The Washington Supreme Court soundly rejected this argument and any “sophisticated purchaser” approach to manufacturer liability (outside of the arena of pharmaceuticals or medical devices used or prescribed by doctors):
We have long recognized that consumer protection is the touchstone of Washington’s product liability law. Zamora v. Mobil Oil Corp., 104 Wash.2d 199, 206, 704 P.2d 584 (1985) (describing the “primary policy justification” for extending strict liability to remote sellers as the provision of “ ‘maximum of protection’ ” to consumers). For that reason, the focus of our product liability jurisprudence has always been on the ordinary product consumer. More generally, we do not differentiate between types of users or consumers for purposes of liability. For example, Washington courts have uniformly rejected a sophisticated user defense, under which product distributors are not required to instruct or warn sophisticated users about certain risks because such users are presumably already aware of the risks due to their expertise or sophistication.
Pfizer’s sophisticated purchaser/informed user approach to apparent manufacturer liability is inconsistent with our consumer-focused product liability law….

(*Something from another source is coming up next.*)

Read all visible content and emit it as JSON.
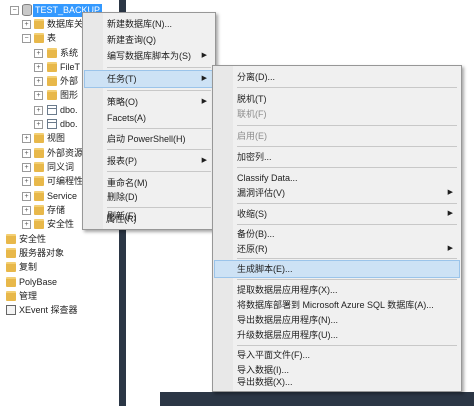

The ordinary user need not have acquired the product directly from the seller, or even have purchased the product at all. The user may be any employee of the purchaser, a member of their family, a guest their table, or the recipient of a gift. The ordinary user includes not just the person or company actively using the product (like Ride the Ducks of Seattle used and operated its Ducks), but also those passively enjoying the benefits of the product (like passengers).
The following are just a few examples of other cases that have applied the “ordinary user” or “ordinary consumer” test, without considering who actually purchased the product or their sophistication:
· Falk v. Keene Corp., 113 Wn.2d 645, 782 P.2d 974 (1989): injured person was exposed to asbestos insulation products during his service in the Navy.
· Soproni v. Polygon Apartment Partners, 137 Wn.2d 319, 971 P.2d 500 (1999): child was injured when he fell from the window of his family’s apartment complex.
· Bruns v. PACCAR, Inc., 77 Wn. App. 201, 890 P.2d 469 (Div. 1), review denied, 126 Wn.2d 1025 (1995): injured people exposed to chemicals in newly manufactured trucks they were employed to transport to the purchasers of those trucks.
· Higgins v. Intex Recreation Corp., 123 Wn. App. 821, 99 P.3d 421 (Div. 3 2004): bystander was injured when struck by the purchaser/rider of a snow tube.
None of these cases narrowed the “ordinary user” test to a “sophisticated user” or “actual purchaser” test, and neither did the Court in the Ride the Ducks case.
So who is the “ordinary user”? You are. I am. All of us are. Whether you bought the product or not. Whether you were using it actively, enjoying it passively, or were not even the person using it at all. This test is as straightforward as it sounds.